My only problem with American Brutus is in the way it is structured.
The tale begins at Ford’s Theater, with Our American Cousin already playing out on stage. From there, Kauffman devotes the first four chapters to the assassination and the immediate aftermath. In Chapter Five, however, before ever getting to Booth’s ride for freedom, Kauffman circles back to give us his life story. From there, we move forward chronologically, through events that happened both before and after Ford’s Theater. To break it down further, Chapters 1 through 4 are focused solely on April 14-15, 1865; starting in Chapter 5, we jump back in time to cover the period between 1838 and 1865; by Chapter 11 we are closing in on where the book started; Chapter 12 gives another perspective of what happened at Ford's Theater; and the following chapters rejoin the initial timeline on April 16, 1865.
This layout definitely works to hook you early on (Lincoln is shot by page 7), I found it needlessly confusing, as crucial parts of the story (such as when Booth broke his leg) are not resolved until long after the question is raised. It also resulted in some overlap, such as two different assassination scenes in two different parts of the book.
This is only a minor quibble, though I felt it kept American Brutus from achieving the full force of its effect.
While Kauffman deals with just about every question pertaining to John Wilkes Booth’s sad and sadistic expression of rage, he steers well clear of the one that haunts me most: What might have happened had Abraham Lincoln decided to just spend a quiet evening at home?
On the one hand, it is obvious that Lincoln would have handled Reconstruction better than Andrew Johnson. Indeed, it is nearly impossible for anyone to have done worse. Though Lincoln’s reputation likely would have taken even more hits, as he tried to reconcile the irreconcilable with regards to the reverberations of slavery, his deep wisdom, vast empathy, and evolving vision of equality would have been much welcomed.
On the other hand, Lincoln’s shooting on Good Friday – the day when Christians commemorate the Crucifixion of Jesus – turned him into a secular martyr.
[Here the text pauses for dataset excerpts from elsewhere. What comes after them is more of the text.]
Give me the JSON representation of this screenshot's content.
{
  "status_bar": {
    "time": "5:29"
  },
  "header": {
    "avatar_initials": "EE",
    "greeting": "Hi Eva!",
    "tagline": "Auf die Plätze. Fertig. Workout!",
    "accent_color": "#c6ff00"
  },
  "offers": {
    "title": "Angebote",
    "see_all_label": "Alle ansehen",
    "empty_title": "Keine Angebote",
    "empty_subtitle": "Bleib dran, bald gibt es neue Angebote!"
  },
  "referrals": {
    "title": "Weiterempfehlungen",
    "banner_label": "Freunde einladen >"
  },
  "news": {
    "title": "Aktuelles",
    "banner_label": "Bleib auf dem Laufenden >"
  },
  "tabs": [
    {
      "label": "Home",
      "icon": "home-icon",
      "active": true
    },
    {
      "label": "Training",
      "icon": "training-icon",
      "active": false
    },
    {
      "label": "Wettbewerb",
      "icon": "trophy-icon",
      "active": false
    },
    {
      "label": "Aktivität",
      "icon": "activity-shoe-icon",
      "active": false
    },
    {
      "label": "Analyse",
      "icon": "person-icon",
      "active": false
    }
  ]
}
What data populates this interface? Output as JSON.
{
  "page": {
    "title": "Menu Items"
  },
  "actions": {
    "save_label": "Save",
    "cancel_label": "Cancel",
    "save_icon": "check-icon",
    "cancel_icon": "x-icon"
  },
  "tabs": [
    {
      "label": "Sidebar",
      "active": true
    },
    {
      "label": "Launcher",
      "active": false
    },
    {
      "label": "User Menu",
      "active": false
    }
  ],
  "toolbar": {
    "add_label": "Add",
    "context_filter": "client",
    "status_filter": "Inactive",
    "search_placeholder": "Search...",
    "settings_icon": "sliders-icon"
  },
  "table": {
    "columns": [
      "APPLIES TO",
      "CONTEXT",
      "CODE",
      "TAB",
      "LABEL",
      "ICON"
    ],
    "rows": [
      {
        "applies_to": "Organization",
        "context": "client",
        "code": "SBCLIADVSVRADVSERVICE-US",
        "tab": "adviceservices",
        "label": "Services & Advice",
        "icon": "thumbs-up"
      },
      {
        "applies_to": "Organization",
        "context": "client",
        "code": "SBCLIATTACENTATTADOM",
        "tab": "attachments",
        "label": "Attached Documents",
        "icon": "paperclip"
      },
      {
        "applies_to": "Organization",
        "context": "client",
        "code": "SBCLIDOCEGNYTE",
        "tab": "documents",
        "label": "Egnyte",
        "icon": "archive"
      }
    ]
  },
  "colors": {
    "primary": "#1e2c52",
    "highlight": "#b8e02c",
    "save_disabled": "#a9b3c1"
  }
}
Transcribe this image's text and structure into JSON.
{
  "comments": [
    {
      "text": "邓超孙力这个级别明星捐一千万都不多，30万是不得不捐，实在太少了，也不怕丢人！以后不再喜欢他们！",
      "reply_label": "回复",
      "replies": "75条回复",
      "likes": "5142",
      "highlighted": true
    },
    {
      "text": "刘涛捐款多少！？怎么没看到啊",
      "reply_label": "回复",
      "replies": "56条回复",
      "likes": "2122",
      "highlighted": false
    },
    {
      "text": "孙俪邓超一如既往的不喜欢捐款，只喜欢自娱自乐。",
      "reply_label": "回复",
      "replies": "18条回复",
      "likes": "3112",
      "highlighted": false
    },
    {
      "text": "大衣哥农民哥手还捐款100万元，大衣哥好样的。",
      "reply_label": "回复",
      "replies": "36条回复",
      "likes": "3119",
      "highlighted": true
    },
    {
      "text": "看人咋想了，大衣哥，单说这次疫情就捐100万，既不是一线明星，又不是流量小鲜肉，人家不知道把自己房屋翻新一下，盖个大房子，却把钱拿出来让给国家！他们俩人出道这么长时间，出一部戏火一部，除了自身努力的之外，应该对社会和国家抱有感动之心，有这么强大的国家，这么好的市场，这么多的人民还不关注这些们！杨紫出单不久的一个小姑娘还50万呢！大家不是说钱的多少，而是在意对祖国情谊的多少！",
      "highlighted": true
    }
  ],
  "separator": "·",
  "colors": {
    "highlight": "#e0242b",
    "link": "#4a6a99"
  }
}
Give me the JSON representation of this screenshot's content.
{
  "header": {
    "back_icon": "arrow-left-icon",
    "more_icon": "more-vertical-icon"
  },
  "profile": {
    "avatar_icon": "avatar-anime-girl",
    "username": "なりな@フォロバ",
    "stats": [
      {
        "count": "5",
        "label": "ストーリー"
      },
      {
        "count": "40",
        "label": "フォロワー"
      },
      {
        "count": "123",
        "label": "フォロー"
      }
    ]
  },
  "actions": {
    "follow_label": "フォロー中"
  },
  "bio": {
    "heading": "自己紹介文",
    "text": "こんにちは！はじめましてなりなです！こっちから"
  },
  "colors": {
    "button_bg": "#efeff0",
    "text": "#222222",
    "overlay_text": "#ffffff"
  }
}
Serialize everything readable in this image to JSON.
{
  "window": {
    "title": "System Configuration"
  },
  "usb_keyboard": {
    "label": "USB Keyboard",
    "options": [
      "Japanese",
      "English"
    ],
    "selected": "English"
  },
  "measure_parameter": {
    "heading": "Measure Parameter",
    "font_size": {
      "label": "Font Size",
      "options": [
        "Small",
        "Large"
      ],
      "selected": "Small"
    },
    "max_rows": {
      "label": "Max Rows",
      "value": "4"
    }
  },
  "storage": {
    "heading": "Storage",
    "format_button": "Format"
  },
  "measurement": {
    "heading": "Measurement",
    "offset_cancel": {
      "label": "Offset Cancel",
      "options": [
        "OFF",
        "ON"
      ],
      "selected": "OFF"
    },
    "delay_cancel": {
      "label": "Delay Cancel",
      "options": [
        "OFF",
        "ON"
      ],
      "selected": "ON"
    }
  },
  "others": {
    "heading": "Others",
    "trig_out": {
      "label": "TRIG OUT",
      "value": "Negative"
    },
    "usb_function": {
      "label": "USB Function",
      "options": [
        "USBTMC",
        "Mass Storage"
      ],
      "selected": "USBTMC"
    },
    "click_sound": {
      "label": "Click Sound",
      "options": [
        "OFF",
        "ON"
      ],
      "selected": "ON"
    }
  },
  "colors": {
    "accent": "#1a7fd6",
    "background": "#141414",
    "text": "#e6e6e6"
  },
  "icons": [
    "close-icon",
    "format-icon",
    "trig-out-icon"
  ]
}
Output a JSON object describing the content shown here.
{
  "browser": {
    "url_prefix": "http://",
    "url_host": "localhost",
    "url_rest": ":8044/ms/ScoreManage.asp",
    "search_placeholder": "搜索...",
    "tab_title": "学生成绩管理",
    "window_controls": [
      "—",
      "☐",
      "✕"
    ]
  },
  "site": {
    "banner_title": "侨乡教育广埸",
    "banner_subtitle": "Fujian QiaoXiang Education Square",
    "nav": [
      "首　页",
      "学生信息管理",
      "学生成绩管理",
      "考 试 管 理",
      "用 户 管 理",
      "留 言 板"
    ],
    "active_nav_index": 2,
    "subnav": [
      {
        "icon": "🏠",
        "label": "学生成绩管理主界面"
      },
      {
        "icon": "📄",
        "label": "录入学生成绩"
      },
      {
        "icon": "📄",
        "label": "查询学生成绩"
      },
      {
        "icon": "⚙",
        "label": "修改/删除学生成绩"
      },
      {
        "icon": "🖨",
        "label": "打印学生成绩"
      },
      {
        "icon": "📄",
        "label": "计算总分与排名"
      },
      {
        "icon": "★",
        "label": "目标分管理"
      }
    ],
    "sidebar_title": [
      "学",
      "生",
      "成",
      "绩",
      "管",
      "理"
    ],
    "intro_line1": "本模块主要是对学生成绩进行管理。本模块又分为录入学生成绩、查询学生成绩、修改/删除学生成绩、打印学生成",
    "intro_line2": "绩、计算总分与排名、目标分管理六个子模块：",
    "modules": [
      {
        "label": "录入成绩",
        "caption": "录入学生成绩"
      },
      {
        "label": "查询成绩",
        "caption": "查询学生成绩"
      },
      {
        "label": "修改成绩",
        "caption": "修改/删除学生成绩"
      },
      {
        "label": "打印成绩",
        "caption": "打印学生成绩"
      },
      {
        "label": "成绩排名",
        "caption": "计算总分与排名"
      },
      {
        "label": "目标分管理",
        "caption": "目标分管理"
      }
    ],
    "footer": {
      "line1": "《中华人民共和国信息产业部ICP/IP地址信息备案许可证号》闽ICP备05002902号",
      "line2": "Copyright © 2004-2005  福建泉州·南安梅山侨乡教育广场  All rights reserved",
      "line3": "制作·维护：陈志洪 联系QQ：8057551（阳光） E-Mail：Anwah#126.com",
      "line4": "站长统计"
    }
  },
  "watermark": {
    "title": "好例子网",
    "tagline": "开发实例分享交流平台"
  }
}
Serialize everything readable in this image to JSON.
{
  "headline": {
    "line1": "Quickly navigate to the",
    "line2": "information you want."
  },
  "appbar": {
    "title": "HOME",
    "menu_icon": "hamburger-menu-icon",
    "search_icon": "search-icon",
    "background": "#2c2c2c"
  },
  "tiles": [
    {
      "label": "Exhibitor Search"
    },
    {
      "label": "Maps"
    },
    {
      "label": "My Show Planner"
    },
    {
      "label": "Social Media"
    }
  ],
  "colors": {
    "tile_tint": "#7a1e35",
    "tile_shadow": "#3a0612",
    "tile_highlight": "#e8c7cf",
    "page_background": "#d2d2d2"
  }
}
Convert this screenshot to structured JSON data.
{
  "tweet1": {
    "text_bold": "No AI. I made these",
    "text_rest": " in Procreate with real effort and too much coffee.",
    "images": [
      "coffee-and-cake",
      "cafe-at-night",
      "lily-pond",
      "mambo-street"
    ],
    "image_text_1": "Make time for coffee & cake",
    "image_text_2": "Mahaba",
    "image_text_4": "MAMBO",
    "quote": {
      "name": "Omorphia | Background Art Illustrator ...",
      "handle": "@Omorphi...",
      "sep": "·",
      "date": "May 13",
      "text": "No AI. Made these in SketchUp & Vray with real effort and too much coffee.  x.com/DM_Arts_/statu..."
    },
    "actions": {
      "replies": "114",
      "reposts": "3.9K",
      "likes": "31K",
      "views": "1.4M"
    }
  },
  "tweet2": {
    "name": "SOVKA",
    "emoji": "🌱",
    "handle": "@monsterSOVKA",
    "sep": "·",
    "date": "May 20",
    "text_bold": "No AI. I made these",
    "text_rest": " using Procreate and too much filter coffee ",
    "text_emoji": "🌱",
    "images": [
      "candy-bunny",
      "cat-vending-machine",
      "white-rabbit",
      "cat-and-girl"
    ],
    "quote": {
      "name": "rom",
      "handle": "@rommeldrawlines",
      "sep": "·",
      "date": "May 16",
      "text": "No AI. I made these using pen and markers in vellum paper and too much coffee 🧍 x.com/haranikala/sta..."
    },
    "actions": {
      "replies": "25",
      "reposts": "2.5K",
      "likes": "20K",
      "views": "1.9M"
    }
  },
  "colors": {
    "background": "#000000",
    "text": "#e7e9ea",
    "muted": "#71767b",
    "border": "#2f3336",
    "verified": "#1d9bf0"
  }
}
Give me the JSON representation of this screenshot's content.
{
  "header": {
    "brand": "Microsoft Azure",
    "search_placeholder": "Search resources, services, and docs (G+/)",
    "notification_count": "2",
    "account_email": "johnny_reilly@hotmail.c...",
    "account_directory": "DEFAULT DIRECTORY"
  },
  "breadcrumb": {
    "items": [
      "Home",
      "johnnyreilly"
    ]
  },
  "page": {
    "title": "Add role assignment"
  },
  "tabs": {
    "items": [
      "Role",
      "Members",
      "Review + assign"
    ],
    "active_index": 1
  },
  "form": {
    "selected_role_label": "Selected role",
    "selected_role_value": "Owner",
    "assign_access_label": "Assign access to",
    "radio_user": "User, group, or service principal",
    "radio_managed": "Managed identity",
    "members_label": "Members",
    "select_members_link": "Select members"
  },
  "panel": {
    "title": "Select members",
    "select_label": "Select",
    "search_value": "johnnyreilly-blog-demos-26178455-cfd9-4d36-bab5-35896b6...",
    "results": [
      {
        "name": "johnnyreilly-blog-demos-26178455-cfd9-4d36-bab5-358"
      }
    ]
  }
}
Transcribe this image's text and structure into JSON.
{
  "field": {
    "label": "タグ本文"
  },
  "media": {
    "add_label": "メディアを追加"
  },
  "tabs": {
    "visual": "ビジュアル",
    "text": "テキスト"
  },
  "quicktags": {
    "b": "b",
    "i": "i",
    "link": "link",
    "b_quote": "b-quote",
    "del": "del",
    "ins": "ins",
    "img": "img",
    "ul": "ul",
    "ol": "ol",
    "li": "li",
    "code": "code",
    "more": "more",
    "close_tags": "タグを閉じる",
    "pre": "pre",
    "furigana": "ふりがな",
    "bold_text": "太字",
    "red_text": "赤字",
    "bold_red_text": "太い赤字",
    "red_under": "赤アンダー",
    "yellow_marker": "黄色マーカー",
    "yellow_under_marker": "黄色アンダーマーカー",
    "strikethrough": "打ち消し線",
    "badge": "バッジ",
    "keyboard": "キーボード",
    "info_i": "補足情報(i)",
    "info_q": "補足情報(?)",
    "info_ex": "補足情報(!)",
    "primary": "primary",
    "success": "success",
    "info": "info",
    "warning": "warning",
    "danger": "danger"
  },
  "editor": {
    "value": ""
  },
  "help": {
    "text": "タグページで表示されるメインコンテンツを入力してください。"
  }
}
Suddenly, one of the most hated presidents in history became one of the most beloved. Secretary of War Stanton claimed to have said, as Lincoln gasped his final breath, “Now he belongs to the ages.” Whether or not he said it at the time, or only later, is beside the point, because the statement is sublime truth. Upon Lincoln’s passing, at the apotheosis of his life, he transmogrified into a symbol of all that was good and righteous in the United States. Death, as they say, paid for all his sins, and he became a national lodestar that we look to till this very day.
In studying the often tragic and consistently shameful post-Civil War years, I have often wondered whether Lincoln the Man – pragmatic, calculating, good-intentioned – could have changed things to any great effect, or if Lincoln the Symbol – sitting eternally on his massive chair on the Mall, a reminder to strive to be touched by “the better angels of our nature” – was the best we could have hoped for.